There has been much discussion, particularly in the last decade, about the legal definition of “spouse”. One of the reasons for this is the significance of that status in Estate circumstances and, more specifically, where a person dies without a Will (meaning when a person dies “intestate”).
Without a Will, an Estate is distributed according to legislation (the Wills, Estates and Succession Act) (“WESA”). A surviving “spouse” will receive at least a portion of the Estate, where the deceased is also survived by children. If there are no children, a “spouse” will inherit the entire Estate.
The current complexity stems largely from the fact that there is no definition of “spouse” or “marriage-like” in the WESA. In Section 2, the Act says that persons are spouses if they’ve been married or if they’ve lived at least 2 years in a marriage-like relationship. But that hardly tells the whole story. A “marriage-like relationship” has proven to be a challenge to define.
As our law has evolved, our Courts have said that, essentially, each case is “fact driven”, which partly means that the circumstances need to be examined carefully and at length, in reaching a decision in any specific case. So precedent won’t necessarily assist the Court in any case. Also, Courts seem to be saying that, in characterizing the relationship, it has to be considered contextually. So, for example, whether the couple actually live together is only one factor. Their financial setup, also, is only one factor.

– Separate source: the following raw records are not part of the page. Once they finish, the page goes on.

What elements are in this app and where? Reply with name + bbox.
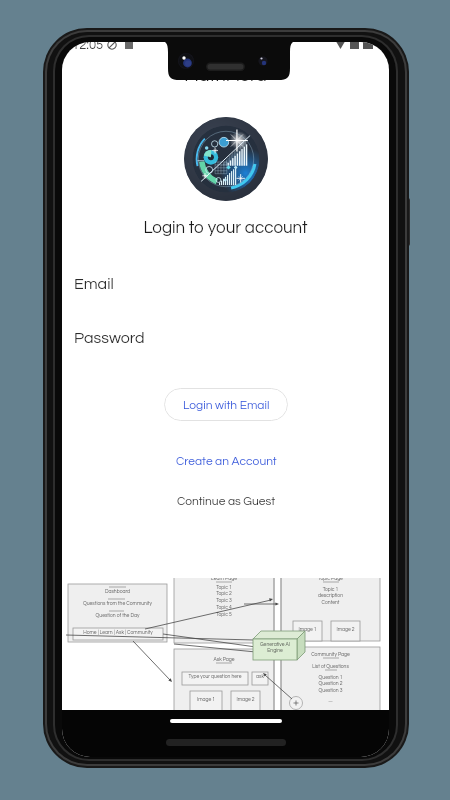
staticText: Password xyxy=(74,330,145,346)
staticText: Create an Account xyxy=(176,455,277,467)
staticText: Question of the Day xyxy=(68,613,167,618)
staticText: Image 1 xyxy=(190,697,222,702)
staticText: Questions from the Community xyxy=(68,601,167,606)
staticText: Topic 1 description Content xyxy=(281,587,380,605)
staticText: Topic 1 Topic 2 Topic 3 Topic 4 Topic 5 xyxy=(174,585,274,617)
staticText: Question 1 Question 2 Question 3 xyxy=(281,675,380,693)
button[interactable]: Continue as Guest xyxy=(150,490,302,512)
staticText: Image 2 xyxy=(231,697,260,702)
staticText: Login to your account xyxy=(62,219,389,237)
staticText: Topic Page xyxy=(281,578,380,581)
staticText: Home | Learn | Ask | Community xyxy=(73,630,163,635)
staticText: Type your question here xyxy=(182,674,248,679)
staticText: Email xyxy=(74,276,114,292)
staticText: .... xyxy=(281,698,380,703)
staticText: ask xyxy=(252,674,268,679)
staticText: Image 2 xyxy=(331,627,360,632)
button[interactable]: Login with Email xyxy=(164,388,288,421)
button[interactable]: Create an Account xyxy=(150,450,302,472)
staticText: MathFlora xyxy=(62,66,389,85)
staticText: Login with Email xyxy=(183,399,270,411)
staticText: 12:05 xyxy=(72,42,104,51)
staticText: Ask Page xyxy=(174,657,274,662)
staticText: Learn Page xyxy=(174,578,274,581)
staticText: List of Questions xyxy=(281,664,380,669)
staticText: Image 1 xyxy=(293,627,322,632)
staticText: Community Page xyxy=(281,652,380,657)
staticText: Continue as Guest xyxy=(177,495,276,507)
staticText: Dashboard xyxy=(68,589,167,594)
staticText: Generative AI Engine xyxy=(253,642,297,653)
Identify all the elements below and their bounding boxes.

Last week, our Court of Appeal released reasons in a case called Coad v. Lariviere. While the Trial Court found the relationship was not “marriage-like”, the Appeal here was allowed, so the case is important.

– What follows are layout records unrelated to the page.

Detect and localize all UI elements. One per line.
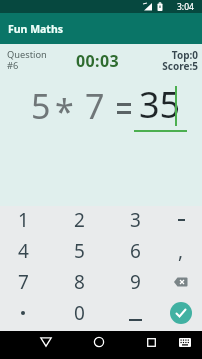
button[interactable]: 7 — [3, 268, 43, 296]
staticText: Question #6 — [7, 48, 47, 72]
button[interactable]: 9 — [115, 268, 155, 296]
button[interactable] — [170, 302, 192, 324]
button[interactable]: 1 — [3, 206, 43, 234]
button[interactable] — [173, 332, 197, 352]
button[interactable] — [85, 332, 113, 352]
button[interactable]: 6 — [115, 237, 155, 265]
button[interactable] — [165, 270, 197, 294]
button[interactable]: 5 — [59, 237, 99, 265]
staticText: 1 — [18, 207, 29, 233]
staticText: 5 — [31, 83, 51, 129]
staticText: 4 — [18, 238, 29, 264]
staticText: 5 — [74, 238, 85, 264]
staticText: 0 — [74, 300, 85, 326]
staticText: 00:03 — [76, 50, 120, 72]
staticText: 3 — [130, 207, 141, 233]
staticText: 2 — [74, 207, 85, 233]
button[interactable]: 3 — [115, 206, 155, 234]
button[interactable] — [161, 206, 201, 234]
staticText: 7 — [85, 83, 105, 129]
button[interactable] — [115, 299, 155, 327]
button[interactable] — [3, 299, 43, 327]
staticText: 7 — [18, 269, 29, 295]
staticText: 35 — [139, 80, 181, 129]
staticText: 9 — [130, 269, 141, 295]
button[interactable]: 4 — [3, 237, 43, 265]
button[interactable] — [32, 332, 60, 352]
staticText: 8 — [74, 269, 85, 295]
staticText: Fun Maths — [8, 22, 63, 36]
button[interactable]: 8 — [59, 268, 99, 296]
staticText: 6 — [130, 238, 141, 264]
button[interactable]: 0 — [59, 299, 99, 327]
staticText: , — [178, 238, 184, 264]
button[interactable]: , — [161, 237, 201, 265]
staticText: 3:04 — [177, 1, 194, 13]
button[interactable]: 2 — [59, 206, 99, 234]
button[interactable] — [137, 332, 165, 352]
staticText: Top:0 Score:5 — [162, 48, 198, 73]
staticText: * — [55, 88, 74, 134]
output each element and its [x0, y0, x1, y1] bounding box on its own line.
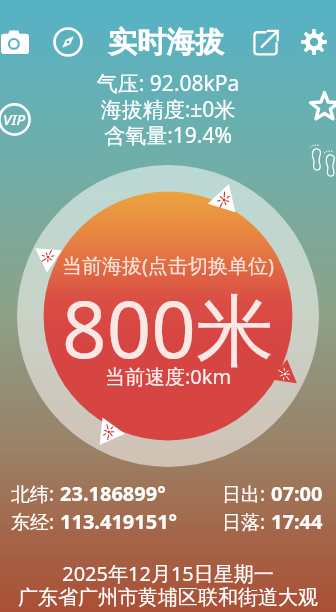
staticText: 2025年12月15日星期一 — [0, 560, 336, 587]
button[interactable] — [17, 165, 319, 467]
button[interactable]: Favorite — [302, 84, 336, 128]
button[interactable]: Settings — [296, 21, 332, 63]
button[interactable]: VIP — [0, 95, 38, 143]
button[interactable]: Compass — [51, 21, 84, 63]
button[interactable]: 北纬: — [11, 480, 166, 507]
button[interactable]: 实时海拔 — [108, 24, 224, 61]
staticText: 当前海拔(点击切换单位) — [0, 252, 336, 279]
button[interactable]: 日出: — [222, 480, 323, 507]
staticText: 日落: — [222, 509, 271, 535]
button[interactable]: Footprints — [306, 140, 336, 174]
staticText: 07:00 — [271, 480, 323, 507]
button[interactable]: 日落: — [222, 508, 323, 535]
button[interactable]: 东经: — [11, 508, 178, 535]
staticText: 海拔精度:±0米 — [0, 95, 336, 124]
staticText: 东经: — [11, 509, 60, 535]
staticText: 17:44 — [271, 508, 323, 535]
button[interactable]: Camera — [0, 21, 32, 63]
staticText: 广东省广州市黄埔区联和街道大观 — [0, 585, 336, 610]
button[interactable]: Share — [248, 21, 283, 63]
staticText: 23.186899° — [60, 480, 166, 507]
staticText: 800米 — [0, 275, 336, 382]
staticText: 北纬: — [11, 481, 60, 507]
staticText: 当前速度:0km — [0, 363, 336, 390]
staticText: 含氧量:19.4% — [0, 121, 336, 150]
staticText: 气压: 92.08kPa — [0, 69, 336, 98]
staticText: VIP — [3, 109, 26, 129]
staticText: 日出: — [222, 481, 271, 507]
staticText: 113.419151° — [60, 508, 178, 535]
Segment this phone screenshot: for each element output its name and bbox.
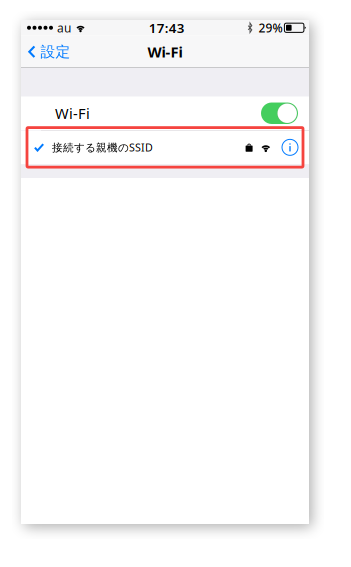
button[interactable]: Wi-Fi (21, 96, 309, 130)
button[interactable]: 設定 (21, 36, 79, 68)
staticText: 接続する親機のSSID (52, 140, 153, 154)
staticText: 29% (258, 20, 282, 36)
staticText: au (57, 20, 71, 36)
staticText: Wi-Fi (55, 104, 90, 123)
staticText: Wi-Fi (148, 42, 182, 62)
staticText: 設定 (41, 43, 71, 61)
button[interactable]: 接続する親機のSSID (21, 131, 309, 164)
staticText: 17:43 (149, 19, 185, 37)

The deceased died on Christmas day, in 2016. She did not have children. She had lived with a man (“the spouse”) and she was also on good terms with her ex husband. The ex husband never sought an Order that he was a “spouse” and he was not considered a spouse.

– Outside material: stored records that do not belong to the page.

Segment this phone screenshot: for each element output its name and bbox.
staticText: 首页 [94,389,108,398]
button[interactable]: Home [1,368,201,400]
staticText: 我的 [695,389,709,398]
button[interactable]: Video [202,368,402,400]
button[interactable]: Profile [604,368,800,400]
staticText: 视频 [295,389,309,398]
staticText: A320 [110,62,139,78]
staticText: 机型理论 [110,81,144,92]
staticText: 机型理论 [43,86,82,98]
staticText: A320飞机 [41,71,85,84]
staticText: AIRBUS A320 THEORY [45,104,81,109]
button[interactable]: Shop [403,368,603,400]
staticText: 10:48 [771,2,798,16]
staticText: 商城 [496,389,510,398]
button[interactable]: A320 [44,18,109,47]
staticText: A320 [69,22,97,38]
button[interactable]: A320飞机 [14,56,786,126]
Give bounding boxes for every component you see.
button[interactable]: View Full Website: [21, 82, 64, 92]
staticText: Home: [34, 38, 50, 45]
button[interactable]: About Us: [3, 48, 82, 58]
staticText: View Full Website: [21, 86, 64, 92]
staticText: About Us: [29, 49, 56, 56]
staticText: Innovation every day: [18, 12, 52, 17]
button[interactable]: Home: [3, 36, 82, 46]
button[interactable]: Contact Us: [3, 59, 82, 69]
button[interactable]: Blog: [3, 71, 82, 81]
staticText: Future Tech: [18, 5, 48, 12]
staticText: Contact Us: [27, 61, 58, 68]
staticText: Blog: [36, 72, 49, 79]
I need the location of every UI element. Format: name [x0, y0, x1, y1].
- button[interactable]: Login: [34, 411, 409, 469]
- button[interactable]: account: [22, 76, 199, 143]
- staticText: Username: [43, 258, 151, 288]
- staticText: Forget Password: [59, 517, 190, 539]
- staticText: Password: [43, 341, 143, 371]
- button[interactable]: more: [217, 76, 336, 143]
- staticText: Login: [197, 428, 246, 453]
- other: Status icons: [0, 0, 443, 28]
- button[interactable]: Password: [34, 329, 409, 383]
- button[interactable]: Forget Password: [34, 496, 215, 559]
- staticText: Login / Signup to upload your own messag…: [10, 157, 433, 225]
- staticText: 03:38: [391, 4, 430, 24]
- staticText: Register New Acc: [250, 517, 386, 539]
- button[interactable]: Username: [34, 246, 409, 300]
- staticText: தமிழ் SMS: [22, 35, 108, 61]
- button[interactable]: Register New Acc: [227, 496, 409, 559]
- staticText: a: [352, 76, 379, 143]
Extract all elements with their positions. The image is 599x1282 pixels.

The deceased had made a Will, the most recent one being in 2005. However, she revoked it in 2006 and never made another one.
The Estate consisted of a house, valued at about $1.6 million, though it was mortgaged.
There was considerable litigation. Both the ex husband and the spouse, with whom she lived in the last 3 years of her life, sought a grant of probate of the 2005 Will. But, a revocation document was found, by accident, after the death of the deceased. The spouse then changed his application from a probate application to an application for Administration (as there was now no Will). For some reason, the ex husband still applied for a grant of Pro-bate of the 2005 Will, which was granted by the Registry. In the end, however, the Court found that the deceased died intestate.
With the finding of intestacy, the question of the legal nature of the relationship between the deceased and the spouse became significant. If the relationship was “marriage-like”, the spouse would then inherit the entire Estate.
The Court thoroughly and carefully analyzed the Trial Judge’s decision. What the Court seemed to focus on was the Trial Judge’s listing of a number of factors that served as a kind of guideline in the effort to determine whether a relationship was “marriage-like”. Among the factors were whether the couple treated themselves as a family unit and whether they co-mingled assets and shared expenses.
The Court of Appeal rejected that “checklist” approach. The Court also felt that there was scant analysis of the evidence.
The Court went on to consider whether the Trial Judge’s handling of the evidence and decision were erroneous and concluded that it was erroneous. The Court said that the proper approach to take in determining whether a couple were in a marriage-like relationship is a “contextual and holistic” one. The Trial Judge, in the eyes of the Court of Appeal, did not follow that approach. The Court seemed to suggest that following a checklist, rather than considering the evidence as a whole, was inappropriate. The spouse and the deceased were then held by the Court of Appeal to have been spouses in a marriage-like relationship.
Legally speaking, the characterization of relationships in B.C. has become a complex task, except of course where the couple marries. However, as the marriage rate in our society drops and the rate of marriage-like sorts of relationships increases, the characterization issue has become more important, especially in Estate situations, because the inheritance rules are so different, potentially affecting several people (such as the family of the deceased in this case, who were expecting an inheritance). The Court will, I think, take a flexible, rather than a checklist, approach to characterizing a relationship. Finally, this case also illustrates the importance of making a Will.